I am moving into history. When my aunt passed away recently it dawned on me that I’m now the oldest member of this particular branch of my family. This morning I consider what this really means and know the inexorable tide of history shall bear me away as it has taken all the others who went before. Where do we go, we scraps of flotsam drifting in and out on the tides of life? For a lifetime I’ve been asking the questions, who am I, why am I here, what’s it all about? And perhaps, like Wordsworth, am further away from answers than when I was a child. Time, now, to think about returning to the well from which I sprang.
Author Archives: anhaga1
On the back of an envelope
To welcome death with open arms seems strange
and yet the slow decay of strength and wit
is horror greater to sustain than breath.
30.12.11
Dark times
Once upon a time humans spent half their time beneath a canopy of stars. We knew them by name and understood their rhythm. Then one day we received the gift of fire.

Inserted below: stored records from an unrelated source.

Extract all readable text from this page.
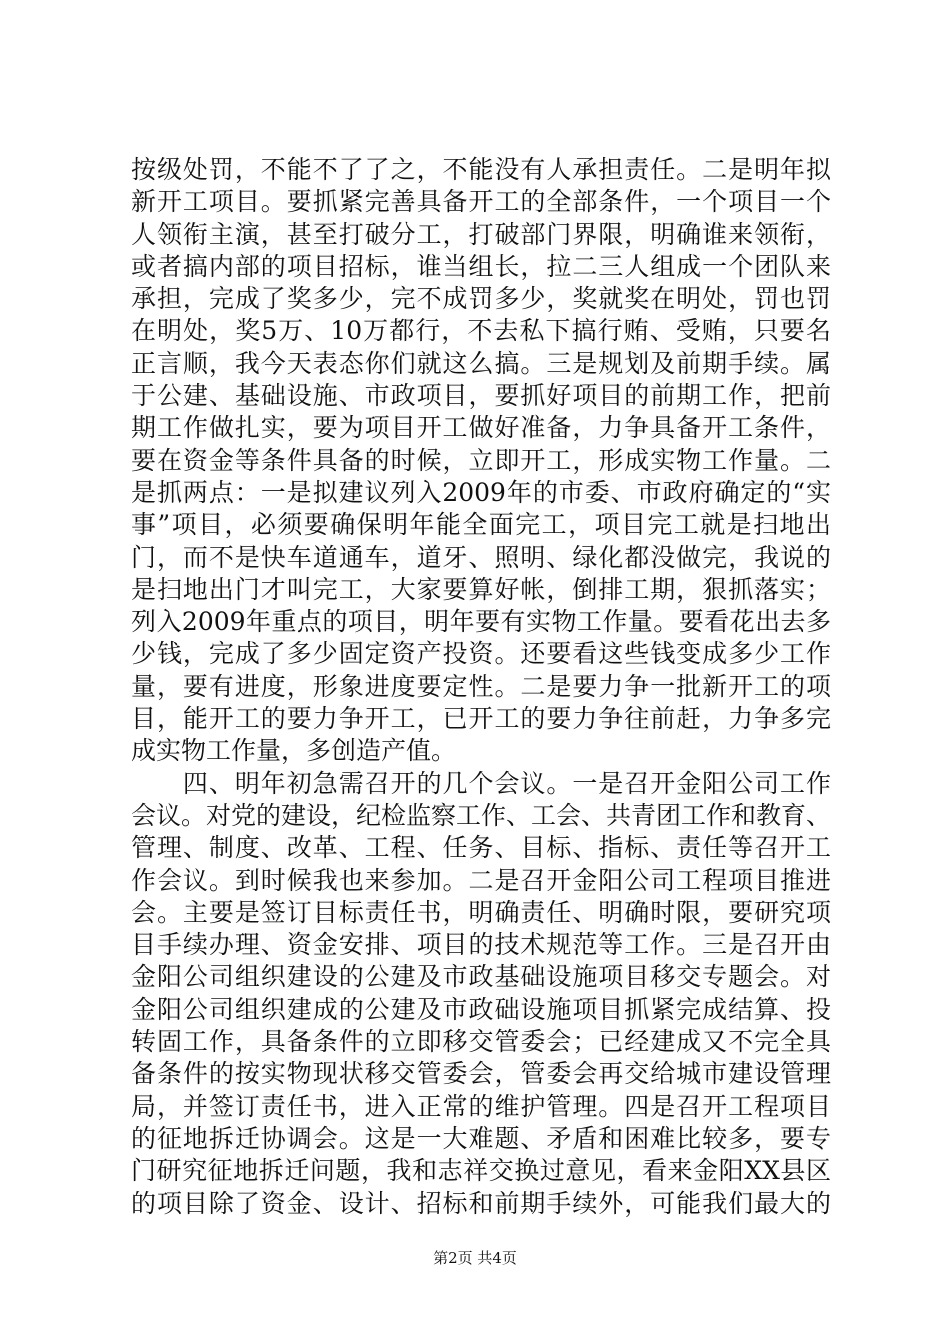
按级处罚，不能不了了之，不能没有人承担责任。二是明年拟
新开工项目。要抓紧完善具备开工的全部条件，一个项目一个
人领衔主演，甚至打破分工，打破部门界限，明确谁来领衔，
或者搞内部的项目招标，谁当组长，拉二三人组成一个团队来
承担，完成了奖多少，完不成罚多少，奖就奖在明处，罚也罚
在明处，奖5万、10万都行，不去私下搞行贿、受贿，只要名
正言顺，我今天表态你们就这么搞。三是规划及前期手续。属
于公建、基础设施、市政项目，要抓好项目的前期工作，把前
期工作做扎实，要为项目开工做好准备，力争具备开工条件，
要在资金等条件具备的时候，立即开工，形成实物工作量。二
是抓两点：一是拟建议列入2009年的市委、市政府确定的“实
事”项目，必须要确保明年能全面完工，项目完工就是扫地出
门，而不是快车道通车，道牙、照明、绿化都没做完，我说的
是扫地出门才叫完工，大家要算好帐，倒排工期，狠抓落实；
列入2009年重点的项目，明年要有实物工作量。要看花出去多
少钱，完成了多少固定资产投资。还要看这些钱变成多少工作
量，要有进度，形象进度要定性。二是要力争一批新开工的项
目，能开工的要力争开工，已开工的要力争往前赶，力争多完
成实物工作量，多创造产值。
　　四、明年初急需召开的几个会议。一是召开金阳公司工作
会议。对党的建设，纪检监察工作、工会、共青团工作和教育、
管理、制度、改革、工程、任务、目标、指标、责任等召开工
作会议。到时候我也来参加。二是召开金阳公司工程项目推进
会。主要是签订目标责任书，明确责任、明确时限，要研究项
目手续办理、资金安排、项目的技术规范等工作。三是召开由
金阳公司组织建设的公建及市政基础设施项目移交专题会。对
金阳公司组织建成的公建及市政础设施项目抓紧完成结算、投
转固工作，具备条件的立即移交管委会；已经建成又不完全具
备条件的按实物现状移交管委会，管委会再交给城市建设管理
局，并签订责任书，进入正常的维护管理。四是召开工程项目
的征地拆迁协调会。这是一大难题、矛盾和困难比较多，要专
门研究征地拆迁问题，我和志祥交换过意见，看来金阳XX县区
的项目除了资金、设计、招标和前期手续外，可能我们最大的
第2页 共4页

Not only did it frighten away circling predators and hold off nightmares, but so did the stars flee away and a curtain of darkness fell.
Autumn Leaves
I was struck the other day by the number of different kinds of maple leaves I saw in all their magnificent fall colours blowing along the roadside. I picked a few up, I’m a bit of scavenger when it comes to Nature’s prettier droppings, thinking that I would identify them when I got home. But then I remembered I’ve packed my books, including Trees of Canada. I must have found six different kinds including Japanese maple which doesn’t really count, and the ubiquitous, prolific, invasive Norway maple. The others, which I don’t know the names of, the native species, are all different shapes, including one which is just like the one on the Canadian flag so I think it may be sugar maple.
The book of trees is just one of the hundreds I’ve packed in boxes scrounged from the liquor store in preparation for our eventual move. Already I’ve found it inconvenient, so I suppose that’s a good sign. My collection of books is a living, useful one.
Home
A point to ponder: what is the difference between love of the land and patriotism? Is there actually any point of similarity at all?
One leads to a sense of place, a feeling of belonging, security. The other is the trigger for war, fear of the other, desire for conquest.
Home is where the heart is? Or maybe not.
What is home? Is it the house we’ve lived in much of our life? Is it our town or city or country? Is it things, old familiar things, books you can find on your shelf, familiar kitchen tools, the way the light changes through the day, through the seasons? Is it the view from the kitchen window, or the neighbours passing by on their regular walks? Is it something we can take with us no matter where we go?
Is home in my heart?
Tempus fugit
The little girl, walking slowly up the hill to school in the snow, observing meltwater running down the ditch. A fairyland, a miniature river with space for fairies. She tells herself stories all the way, imagining the lives of little people.
The old woman, walking briskly under a summer sun, observing flowers and grasses, hearing birds, seeing insects, trying to name and classify everything in this burgeoning natural world so full of wonder and mystery.
What is the difference between seven and seventy, except for decades of life, decades which seem to have leaked unnoticed through careless fingers, hours and days, months and years running down the drain of time, flowing eventually into the ocean of infinity from which they once emerged?